After identifying your target customer, an empathetic mindset is the next stage of deliberately creating systems and tactics to help you deeply understand your customer's inner life. This inside information allows you to target your marketing to meet their needs and preferences. You'll need genuine empathy to keep your marketing from seeming creepy or invasive to your market.
A mindset of engagement allows you to put into practice your empathy for the customer. It informs how you integrate social media, email, and other "push" tactics into your overall strategy. Keep this vital step of mindset as the driving force of your marketing programs. Revisit it periodically throughout the process.

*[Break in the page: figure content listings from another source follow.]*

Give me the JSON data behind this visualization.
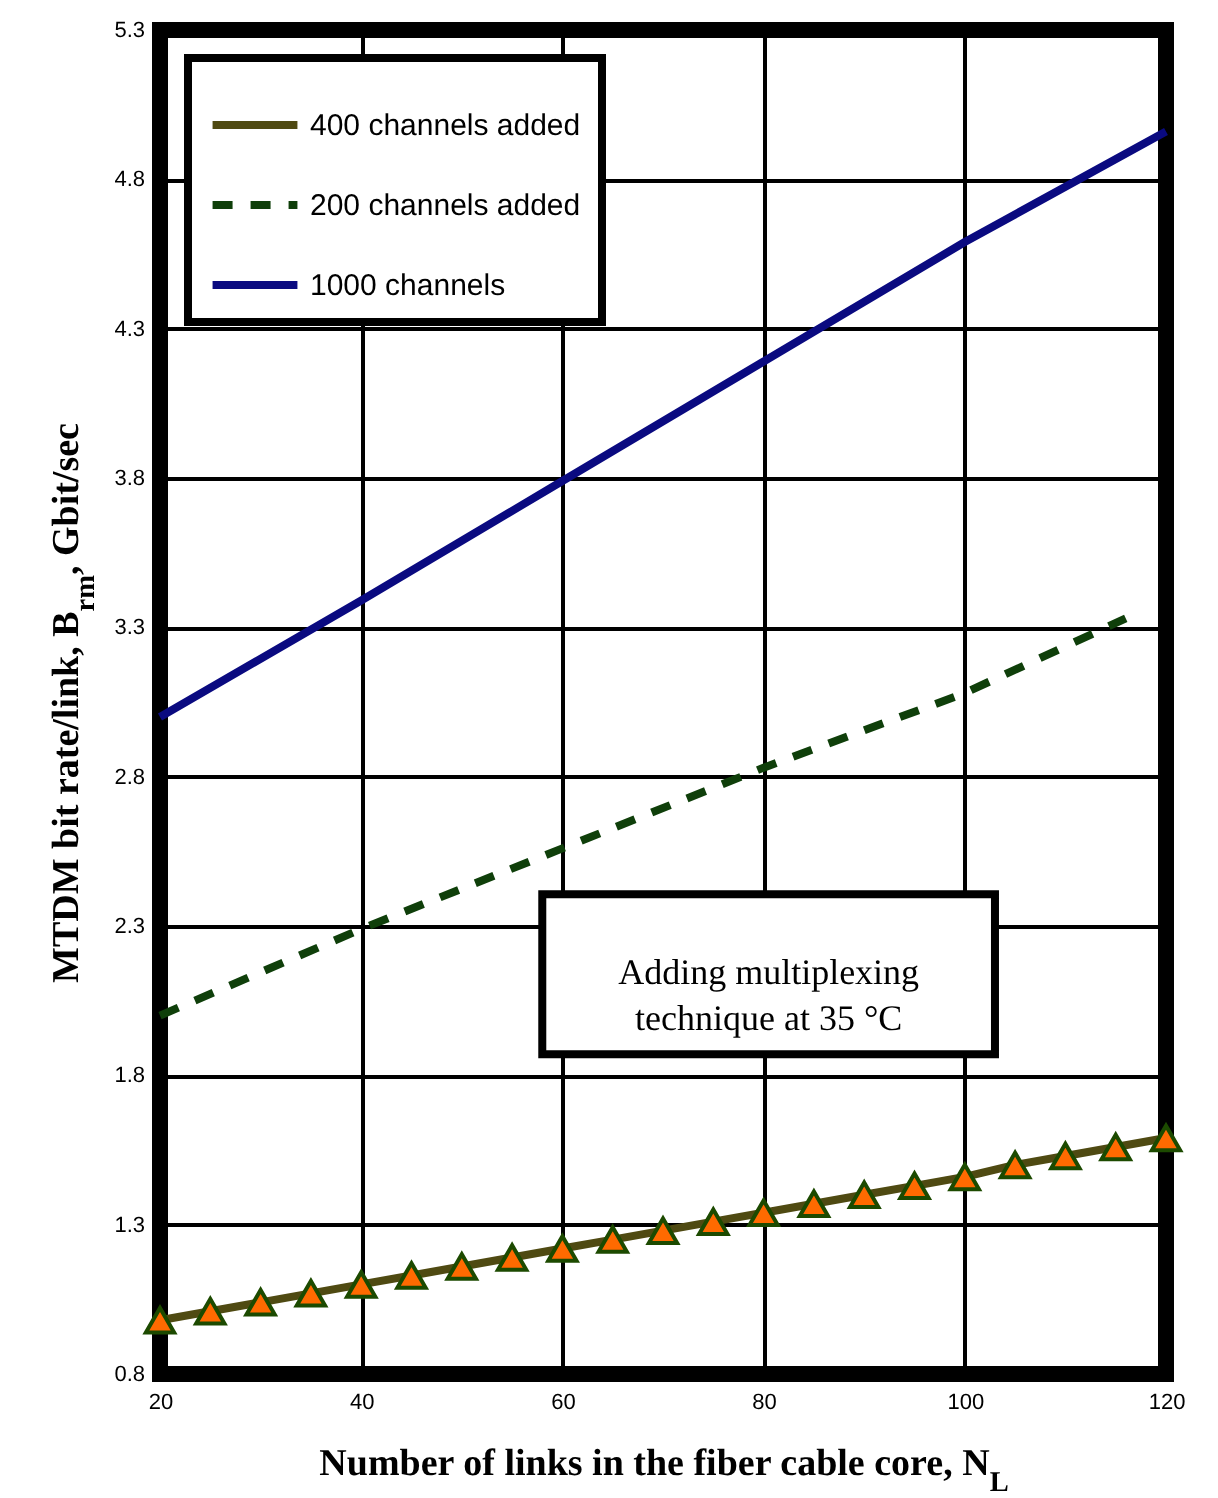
{
  "chart_data": {
    "type": "line",
    "xlabel": "Number of links in the fiber cable core, N$_{L}$",
    "ylabel": "MTDM bit rate/link, B$_{rm}$, Gbit/sec",
    "annotations": [
      "Adding multiplexing\ntechnique at  35 °C"
    ],
    "xlim": [
      20,
      120
    ],
    "xticks": [
      20,
      40,
      60,
      80,
      100,
      120
    ],
    "ylim": [
      0.8,
      5.3
    ],
    "yticks": [
      0.8,
      1.3,
      1.8,
      2.3,
      2.8,
      3.3,
      3.8,
      4.3,
      4.8,
      5.3
    ],
    "grid": true,
    "legend": "top left",
    "series": [
      {
        "name": "400 channels added",
        "color": "#4f4a12",
        "marker": "triangle",
        "line_style": "solid",
        "x": [
          20,
          25,
          30,
          35,
          40,
          45,
          50,
          55,
          60,
          65,
          70,
          75,
          80,
          85,
          90,
          95,
          100,
          105,
          110,
          115,
          120
        ],
        "values": [
          0.98,
          1.01,
          1.04,
          1.07,
          1.1,
          1.13,
          1.16,
          1.19,
          1.22,
          1.25,
          1.28,
          1.31,
          1.34,
          1.37,
          1.4,
          1.43,
          1.46,
          1.5,
          1.53,
          1.56,
          1.59
        ]
      },
      {
        "name": "200 channels added",
        "color": "#0f3f0a",
        "marker": "none",
        "line_style": "dashed",
        "x": [
          20,
          40,
          60,
          80,
          100,
          116
        ],
        "values": [
          2.0,
          2.29,
          2.56,
          2.83,
          3.08,
          3.33
        ]
      },
      {
        "name": "1000 channels",
        "color": "#0a0a80",
        "marker": "none",
        "line_style": "solid",
        "x": [
          20,
          40,
          60,
          80,
          100,
          120
        ],
        "values": [
          3.0,
          3.39,
          3.79,
          4.19,
          4.59,
          4.96
        ]
      }
    ]
  }
}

Next you'll need to measure and set up to modify. You're preparing yourself for the cycle by doing a baseline measurement and starting where you are, setting yourself up to do the modifications. You likely already have website and social analytics programs in place, but often this data is sent in a report to management, and subsequent tactical changes are not always tied to them. This process of measuring and automatically setting up to modify keeps you and management on track with campaign objectives and customer patterns.
The next elements, model-map-make, are a trio that tend to work more or less in sequential order. From developing high-level marketing objectives, to creating a website and formulating click paths, to designing your social media communications plan, this trio comprises the foundation of the system. Despite that, expect that as you refine from modeling to making, you will make discoveries that will cause you to revisit your model and your map.
Make-measure-modify are also a trio. When you design a campaign, you'll think it's wonderful. But this is the time to measure the customer's response. Upon getting the feedback from your visitors, you'll immediately see the need to make modifications. That will take you back to mapping and modeling. Model-map-make-measure-modify, over and over, with the proper mindset driving.
Finally,monetization. Convert your campaign energy to visitor actions: contact information and social engagement are part of the journey, but monetization is the end goal. Don't get lost in the process along the way.
By implementing these seven elements into your integrated marketing program, you will have a system that includes goals and objectives, conversion-focused content and design, and a strategy for measuring success and modifying results.